Rep: Amri Amrullah Red: Esthi Maharani

REPUBLIKA.CO.ID, GAZA CITY -- Serangan udara Israel terhadap sasaran-sasaran militan Palestina di Jalur Gaza berlanjut untuk hari ketiga pada Jumat (12/5/2023). Jumlah korban tewas dari pihak Palestina meningkat menjadi 30 orang, kata pihak berwenang, sementara para mediator asing terus berupaya mencapai gencatan senjata.

Setelah kelompok militan Jihad Islam Palestina menembakkan roket jarak jauh ke arah Israel pada Kamis (11/5/2023), roket itu mengirimkan pecahan peluru ke sebuah apartemen yang menewaskan satu orang, kata sumber militer Israel.
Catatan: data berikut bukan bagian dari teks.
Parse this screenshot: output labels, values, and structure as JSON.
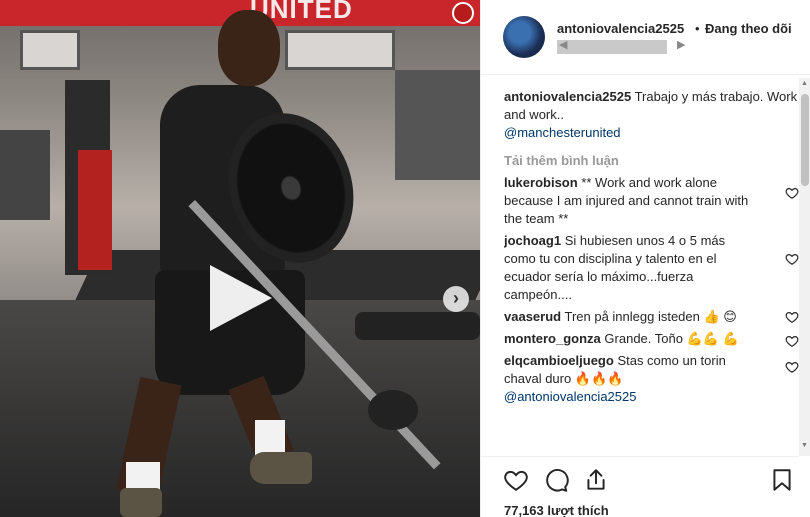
{
  "media": {
    "banner_text": "UNITED",
    "next_symbol": "›"
  },
  "header": {
    "username": "antoniovalencia2525",
    "dot": "•",
    "follow_label": "Đang theo dõi",
    "location_prev": "◀",
    "location_next": "▶"
  },
  "caption": {
    "username": "antoniovalencia2525",
    "text": "Trabajo y más trabajo. Work and work..",
    "mention": "@manchesterunited"
  },
  "load_more": "Tải thêm bình luận",
  "comments": [
    {
      "username": "lukerobison",
      "text": "** Work and work alone because I am injured and cannot train with the team **",
      "emoji": "",
      "mention": ""
    },
    {
      "username": "jochoag1",
      "text": "Si hubiesen unos 4 o 5 más como tu con disciplina y talento en el ecuador sería lo máximo...fuerza campeón....",
      "emoji": "",
      "mention": ""
    },
    {
      "username": "vaaserud",
      "text": "Tren på innlegg isteden",
      "emoji": "👍 😊",
      "mention": ""
    },
    {
      "username": "montero_gonza",
      "text": "Grande. Toño",
      "emoji": "💪💪 💪",
      "mention": ""
    },
    {
      "username": "elqcambioeljuego",
      "text": "Stas como un torin chaval duro",
      "emoji": "🔥🔥🔥",
      "mention": "@antoniovalencia2525"
    }
  ],
  "likes": "77,163 lượt thích",
  "icons": {
    "like": "heart-icon",
    "comment": "comment-icon",
    "share": "share-icon",
    "save": "bookmark-icon"
  }
}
Pihaknya juga mengklaim pesawat-pesawat tempurnya menghantam peluncur roket Jihad Islam.

Sementara itu, penduduk Gaza melaporkan adanya ledakan di daerah pertanian dekat kota Rafah di bagian selatan. Tidak ada laporan langsung mengenai korban jiwa. Terlepas dari serangan-serangan sporadis Israel tersebut, situasi pada hari Jumat pagi relatif tenang.

Kelompok Jihad Islam menahan tembakan roketnya semalaman, meningkatkan harapan bahwa Mesir, Qatar dan PBB akan mampu menengahi gencatan senjata. Pertukaran lintas batas minggu ini telah mengadu Israel dengan Jihad Islam, kelompok militan terbesar kedua di Gaza setelah penguasa Hamas di wilayah itu.
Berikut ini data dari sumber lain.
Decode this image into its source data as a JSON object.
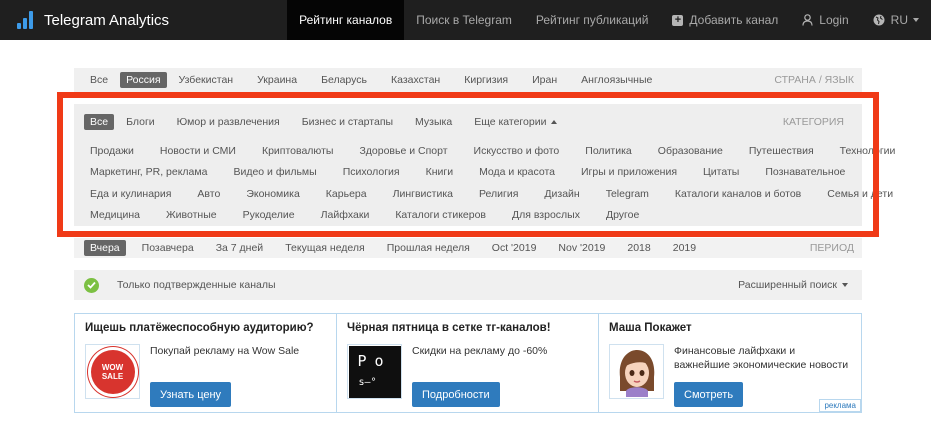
{
  "navbar": {
    "brand": "Telegram Analytics",
    "items": [
      {
        "label": "Рейтинг каналов",
        "active": true
      },
      {
        "label": "Поиск в Telegram",
        "active": false
      },
      {
        "label": "Рейтинг публикаций",
        "active": false
      },
      {
        "label": "Добавить канал",
        "icon": "plus-square-icon"
      },
      {
        "label": "Login",
        "icon": "user-icon"
      },
      {
        "label": "RU",
        "icon": "globe-icon"
      }
    ]
  },
  "country": {
    "items": [
      "Все",
      "Россия",
      "Узбекистан",
      "Украина",
      "Беларусь",
      "Казахстан",
      "Киргизия",
      "Иран",
      "Англоязычные"
    ],
    "active_index": 1,
    "label": "СТРАНА / ЯЗЫК"
  },
  "category": {
    "main": [
      "Все",
      "Блоги",
      "Юмор и развлечения",
      "Бизнес и стартапы",
      "Музыка"
    ],
    "more_label": "Еще категории",
    "label": "КАТЕГОРИЯ",
    "rows": [
      [
        "Продажи",
        "Новости и СМИ",
        "Криптовалюты",
        "Здоровье и Спорт",
        "Искусство и фото",
        "Политика",
        "Образование",
        "Путешествия",
        "Технологии"
      ],
      [
        "Маркетинг, PR, реклама",
        "Видео и фильмы",
        "Психология",
        "Книги",
        "Мода и красота",
        "Игры и приложения",
        "Цитаты",
        "Познавательное"
      ],
      [
        "Еда и кулинария",
        "Авто",
        "Экономика",
        "Карьера",
        "Лингвистика",
        "Религия",
        "Дизайн",
        "Telegram",
        "Каталоги каналов и ботов",
        "Семья и дети"
      ],
      [
        "Медицина",
        "Животные",
        "Рукоделие",
        "Лайфхаки",
        "Каталоги стикеров",
        "Для взрослых",
        "Другое"
      ]
    ]
  },
  "period": {
    "items": [
      "Вчера",
      "Позавчера",
      "За 7 дней",
      "Текущая неделя",
      "Прошлая неделя",
      "Oct '2019",
      "Nov '2019",
      "2018",
      "2019"
    ],
    "active_index": 0,
    "label": "ПЕРИОД"
  },
  "verified": {
    "text": "Только подтвержденные каналы",
    "advanced_search": "Расширенный поиск"
  },
  "promo": {
    "cards": [
      {
        "title": "Ищешь платёжеспособную аудиторию?",
        "text": "Покупай рекламу на Wow Sale",
        "button": "Узнать цену",
        "logo_text": [
          "WOW",
          "SALE"
        ]
      },
      {
        "title": "Чёрная пятница в сетке тг-каналов!",
        "text": "Скидки на рекламу до -60%",
        "button": "Подробности",
        "logo_text": [
          "Po",
          "s"
        ]
      },
      {
        "title": "Маша Покажет",
        "text": "Финансовые лайфхаки и важнейшие экономические новости",
        "button": "Смотреть"
      }
    ],
    "ad_tag": "реклама"
  },
  "colors": {
    "navbar_bg": "#1f1f1f",
    "accent_blue": "#2f7bbd",
    "highlight_frame": "#f03a17",
    "verified_green": "#7cc043",
    "chip_active": "#666666"
  }
}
Sementara sejak Selasa, Israel mengatakan bahwa serangannya telah menewaskan lima tokoh senior Jihad Islam. Jihad Islam telah membalas dengan menembakkan lebih dari 800 roket ke wilayah-wilayah Israel yang padat penduduknya.

Pada saat itu, militer Israel mengatakan telah menggunakan serangan udara untuk menghantam sedikitnya 215 target di Gaza. Termasuk lokasi peluncuran roket dan mortir serta militan yang bersiap untuk menggunakannya.

Sedikitnya 30 warga Palestina di Jalur Gaza telah terbunuh dalam pertempuran tersebut, termasuk tujuh anak-anak dan empat wanita, menurut kantor kemanusiaan PBB. Sedikitnya tiga dari anak-anak tersebut tewas akibat roket Palestina yang tidak tepat sasaran, menurut militer Israel dan Pusat Hak Asasi Palestina.

Lebih dari 90 warga Palestina terluka, Kementerian Kesehatan Palestina melaporkan. Kematian warga sipil ini telah mengundang kecaman dari dunia Arab dan keprihatinan dari Amerika Serikat dan Eropa. Dalam empat perang terakhirnya melawan Hamas, Israel telah berulang kali menghadapi tuduhan kejahatan perang.

Itu karena tingginya jumlah korban sipil yang tewas dan penggunaan senjata berat terhadap daerah kantong yang padat penduduknya. Sebaliknya, Israel berpendapat bahwa kelompok-kelompok militan Palestina menggunakan warga sipil sebagai perisai manusia dengan bertempur di tengah-tengah mereka.

Kelompok Hamas, pemerintah sipil de facto dengan tentara sekitar 30.000 orang di Gaza, telah berusaha mempertahankan gencatan senjata dengan Israel sambil berusaha menjaga agar kondisi kehidupan yang buruk di daerah kantong yang diblokade itu tidak semakin memburuk. Terutama sejak perang 11 hari yang dahsyat pada 2021 yang menewaskan lebih dari 260 warga Palestina.

Kelompok Hamas, yang menguasai Gaza pada tahun 2007, telah absen dalam pertempuran kali ini - seperti yang terjadi pada ledakan kekerasan serupa pada musim panas lalu. Sebagai tanda menahan diri, Israel telah membatasi serangan udaranya pada target Jihad Islam.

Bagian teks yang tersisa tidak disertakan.